Retired wheelchair tennis player Karin Korb, a two-time Paralympian, believes the USOPC’s failures reflect common misconceptions about the disabled community. 

“Because we are infantilized, we are often viewed or witnessed as such kind and loving people. I will tell you, personally, I will throat punch a bitch, okay? Do not assume that disabled people are kind, are loving, are not abusers — it’s human design. We are like everyone else. Just because we are disabled doesn’t mean we aren’t sexual predators, doesn’t mean we aren’t violent…”

Fellow Paralympian Candace Cable agreed with Korb.

“There’s a huge denial by the non-disabled world that disabled people could actually do something like that. And within the USOPC, it’s even bigger. It really is really massive, and within the USOPC it’s even bigger — that disabled people have the same capacity as non-disabled people. It’s rampant within there, and there’s a massive denial of what needs to change and what are the abuses that already exist on all the different levels. People don’t want to address those, and they were forced to with the Larry Nassar case. The Foundation for Global Sports Development did a massive work in bringing that forward because the USOPC didn’t want to see it, didn’t want to hear about it. ‘Money for medals’ kind of thing, is their philosophy.”

Earlier this year, the Egberts’ civil lawsuit against Griswold and the USOPC appeared to be on its way toward a settlement. The Egberts reduced their monetary demand from $100 million to $9.9 million and convinced the USOPC to schedule mediation for July. Parker began undergoing special therapy sessions to prepare for a trip back to Colorado that could retraumatize him. 

But just a few months ago in June, USOPC lawyers revealed that their insurance coverage amounts to almost $10 million instead of the $1 million that had been disclosed last year during discovery. A couple weeks later, the USOPC backed out of the scheduled mediation, citing a dispute with its insurer. 

A German company called HDI Global Specialty filed a lawsuit in June against the USOPC and the Egberts arguing that it should not be held liable for insurance coverage in Griswold’s case. HDI wrote that its policy provision for abuse does not apply because Griswold was not an employee of the USOPC during the time in 2021-22 when he allegedly abused Parker. The insurance company is attempting to recoup more than $600,000 in legal fees accrued by the USOPC over the past two years.
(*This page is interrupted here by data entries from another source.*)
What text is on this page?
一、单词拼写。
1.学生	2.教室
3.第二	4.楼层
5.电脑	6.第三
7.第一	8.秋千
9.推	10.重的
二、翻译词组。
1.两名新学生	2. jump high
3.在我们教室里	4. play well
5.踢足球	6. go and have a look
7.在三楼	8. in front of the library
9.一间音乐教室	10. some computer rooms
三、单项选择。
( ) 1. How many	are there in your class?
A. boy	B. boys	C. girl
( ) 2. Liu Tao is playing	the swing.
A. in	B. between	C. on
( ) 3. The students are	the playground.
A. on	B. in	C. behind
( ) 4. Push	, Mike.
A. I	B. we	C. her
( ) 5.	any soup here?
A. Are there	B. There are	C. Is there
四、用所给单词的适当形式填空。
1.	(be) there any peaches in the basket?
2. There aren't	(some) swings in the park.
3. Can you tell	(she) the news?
Olympic and Paralympic athletes are not technically considered employees of the USOPC even though they help generate revenue for the organization and receive benefits such as performance rewards, training support, and health insurance. 

So settlement talks have essentially been tabled, temporarily. The USOPC’s insurance company won’t participate in settlement discussions until there is a ruling in its coverage case, and the USOPC said it intends to file a motion to stay that action until there is a resolution in Egbert v. USOPC — creating a settlement gridlock. 

It’s a bit confusing, but the bottom line is that the USOPC hid critical information about the liability limits of their insurance policy, and now settlement talks are all but impossible for the moment. Last month, the Egberts’ attorneys filed a motion for discovery sanctions against lawyer Julie Walker and the USOPC seeking an order that would force the organization to turn over one last insurance policy that it still refuses to disclose, compensate Parker for the mental health treatment he underwent in preparation for the scheduled mediation in July, and require the USOPC to engage in renewed settlement discussions with the Egberts. 

Meanwhile, Griswold recently filed his own lawsuit against SafeSport claiming that he’s been denied due process and “intentionally targeted” in a “smear campaign.” In a statement, his lawyer said that Griswold was forced to miss the Paris Paralympics earlier this month despite Colorado Springs police fully investigating the allegations and the district attorney concluding they do not meet the standard for probable cause.

Parker didn’t watch any of the Paris Paralympics that concluded last week. His mom says it’s still too painful to watch his former teammates compete.